BUS-217  ·  Week 2

Concept

The MVP: A Widely Misunderstood Concept

"The minimum viable product is that version of a new product a team uses to collect the maximum amount of validated learning about customers with the least effort." — Eric Ries, The Lean Startup

"Minimum Viable Product" (MVP) has become one of the most overused terms in Silicon Valley. If you walk into any of Palo Alto's many coffee shops, you'll hear the term being used by wannabe entrepreneurs at nearly every table.

But what is an MVP, exactly? Some people seem to think it's a pretty slide deck of their startup idea; some think it's a nice design mockup of the product; some people seem to think they need to build a fully functional, production-ready product.

As Eric Ries explained in his book, The Lean Startup, learning about customers is the important part. That's the purpose of an MVP.

History is littered with the dead bodies of startups that built a product no actual customers wanted. Some spent millions of their investors' money proving there was zero market demand for their product (hey, I did that!). The value of an MVP is to avoid that sort of startup death by creating a bare-bones product first, getting it in front of real customers to see how they react, and then building out and refining the product in a way that is informed by actual customers.

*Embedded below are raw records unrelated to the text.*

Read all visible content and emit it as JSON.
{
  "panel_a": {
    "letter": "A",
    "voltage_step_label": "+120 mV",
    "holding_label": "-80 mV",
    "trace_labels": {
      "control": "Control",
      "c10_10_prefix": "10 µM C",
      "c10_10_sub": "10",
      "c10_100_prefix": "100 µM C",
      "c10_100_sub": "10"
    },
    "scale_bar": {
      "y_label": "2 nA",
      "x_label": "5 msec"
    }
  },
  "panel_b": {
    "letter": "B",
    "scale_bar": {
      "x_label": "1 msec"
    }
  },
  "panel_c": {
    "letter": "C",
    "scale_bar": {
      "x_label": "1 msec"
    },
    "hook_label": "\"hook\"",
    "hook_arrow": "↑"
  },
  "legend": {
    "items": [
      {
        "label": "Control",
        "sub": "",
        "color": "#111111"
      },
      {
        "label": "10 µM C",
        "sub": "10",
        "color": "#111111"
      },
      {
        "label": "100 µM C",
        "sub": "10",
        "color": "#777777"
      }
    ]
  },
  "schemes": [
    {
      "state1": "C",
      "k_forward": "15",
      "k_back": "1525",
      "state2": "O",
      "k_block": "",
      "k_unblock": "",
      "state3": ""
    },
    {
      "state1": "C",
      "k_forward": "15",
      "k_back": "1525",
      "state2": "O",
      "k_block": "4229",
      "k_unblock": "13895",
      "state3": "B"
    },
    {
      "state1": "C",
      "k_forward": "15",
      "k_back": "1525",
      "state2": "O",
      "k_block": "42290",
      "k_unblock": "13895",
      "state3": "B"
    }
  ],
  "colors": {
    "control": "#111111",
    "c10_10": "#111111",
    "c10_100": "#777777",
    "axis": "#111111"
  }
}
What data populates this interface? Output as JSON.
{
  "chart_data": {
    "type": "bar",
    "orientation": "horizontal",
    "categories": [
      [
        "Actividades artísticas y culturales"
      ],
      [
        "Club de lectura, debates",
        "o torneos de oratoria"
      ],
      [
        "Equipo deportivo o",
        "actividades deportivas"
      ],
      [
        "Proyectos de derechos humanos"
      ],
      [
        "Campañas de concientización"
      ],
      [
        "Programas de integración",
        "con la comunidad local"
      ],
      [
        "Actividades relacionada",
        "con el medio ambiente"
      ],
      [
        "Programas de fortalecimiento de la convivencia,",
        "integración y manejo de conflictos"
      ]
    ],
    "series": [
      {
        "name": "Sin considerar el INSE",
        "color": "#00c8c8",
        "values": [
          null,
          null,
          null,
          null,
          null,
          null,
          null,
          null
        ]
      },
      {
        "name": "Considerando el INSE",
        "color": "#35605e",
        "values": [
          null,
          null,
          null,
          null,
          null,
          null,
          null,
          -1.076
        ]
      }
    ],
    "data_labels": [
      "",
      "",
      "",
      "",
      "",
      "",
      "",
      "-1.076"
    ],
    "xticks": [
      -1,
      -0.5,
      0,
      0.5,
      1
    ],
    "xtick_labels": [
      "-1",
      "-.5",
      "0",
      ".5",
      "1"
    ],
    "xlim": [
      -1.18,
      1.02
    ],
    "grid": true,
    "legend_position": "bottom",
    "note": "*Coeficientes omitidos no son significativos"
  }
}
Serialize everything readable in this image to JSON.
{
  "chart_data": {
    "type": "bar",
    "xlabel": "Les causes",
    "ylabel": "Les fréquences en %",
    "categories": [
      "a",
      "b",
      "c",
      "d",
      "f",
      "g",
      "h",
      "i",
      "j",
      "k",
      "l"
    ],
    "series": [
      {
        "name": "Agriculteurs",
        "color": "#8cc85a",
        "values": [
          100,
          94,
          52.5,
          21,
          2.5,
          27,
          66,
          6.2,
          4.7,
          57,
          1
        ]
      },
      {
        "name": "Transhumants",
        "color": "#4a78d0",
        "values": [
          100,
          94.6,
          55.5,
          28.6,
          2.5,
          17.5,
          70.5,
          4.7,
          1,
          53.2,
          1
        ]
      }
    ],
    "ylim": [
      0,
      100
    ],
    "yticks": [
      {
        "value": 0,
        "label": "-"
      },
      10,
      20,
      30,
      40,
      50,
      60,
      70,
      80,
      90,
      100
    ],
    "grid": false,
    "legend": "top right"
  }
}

Tesla launched by buying car bodies and chassis from Lotus, putting Tesla's EV motors in them, and selling them branded as the Tesla Roadster. They made and sold five hundred of those, and from the learnings gained, they developed the Model S, the first car that was actually entirely their own design.

Peloton launched by creating a picture of a prototype and making the product available for pre-sale on Kickstarter. Two hundred ninety-seven people paid $1,000 each to get one of the first models, and based on the feedback from that first production run, they built a company now worth over $3 billion.

The concept of an MVP is straightforward: get an early, imperfect version of the product out into the market so you can learn from actual customers as you refine the product offering. Yet there still seems to be confusion about what an MVP is, so here are my own thoughts. First, let me tell you (from my personal experience) what an MVP is not:

An MVP is not something you build to show; it's something you build to learn from.

Many people working on their MVPs think they are building a demo to impress someone. That's nice, but the purpose is to learn actionable insights from real customers.

It's not going to get you funded.

No doubt you've heard someone say, "As soon as our MVP is complete, we'll show it to venture capitalists and raise lots of money!" In truth, this is backward thinking because it implies that the purpose of an MVP is to show something. Showing that you can create a clickable prototype isn't going to impress investors—any fifth-grader can do that. But proving to them that you have discovered key insights into the wants and needs of real-world customers by having an initial product out in the actual marketplace? In investors' minds, that's golden.

It's not even a thing; it's a process.

If you embrace the MVP concept, you are embracing an iterative process of idea generation, data collection, analysis, and learning. You're embracing the concept of optimizing your path to Product-Market Fit by getting early product releases into the hands of customers so you can learn from them. Marc Andreessen has written that, if you do this right, "the market actually pulls the successful product out of the startup." That's what you want from your MVP. Twitter thought they were developing a group SMS platform when they released their MVP at the 2007 SXSW festival, but the market pulled out a real-time media platform that has been a billion-dollar success.

Now I'll tell you (again, from my own personal experience) what a good MVP is:

It's simple.

When DoorDash launched, it was a simple landing page with PDF menus and a phone number that the founders answered themselves. It probably cost less than one hundred dollars to build, but the learnings they got from it allowed them to build a company with a market capitalization of $35 billion.

It tests the right things.

When Pandora first launched, the playlists were manually managed by humans. The question they needed to test was: Will people pay for a streaming music service? (Note that the test question was not: Can we write a software algorithm that chooses good music?) Once they successfully proved market demand with their MVP, they made the investment to write the complex software required to algorithmically choose music.

It's built for rapid iteration.

The whole idea of an MVP is to rapidly try out new features and see how the market responds. This process accelerates the path from your guess as to what the market wants to something that the market has proven it wants.

Want one more example? Here's one you can eat.

My favorite kind of MVP is food trucks. For a relatively small investment, an aspiring restaurateur can take her menu on the road, get feedback from real customers, create daily menu iterations based on that feedback, and then—after having proven market demand—can make the investment in leasing restaurant space and building a kitchen and full dining room. That's how a good MVP should work.

I've already mentioned my favorite Steve Blank quote: "No business plan ever survived first contact with customers." The entire purpose of an MVP is to avoid this by getting early learnings from actual customers before you start executing a plan.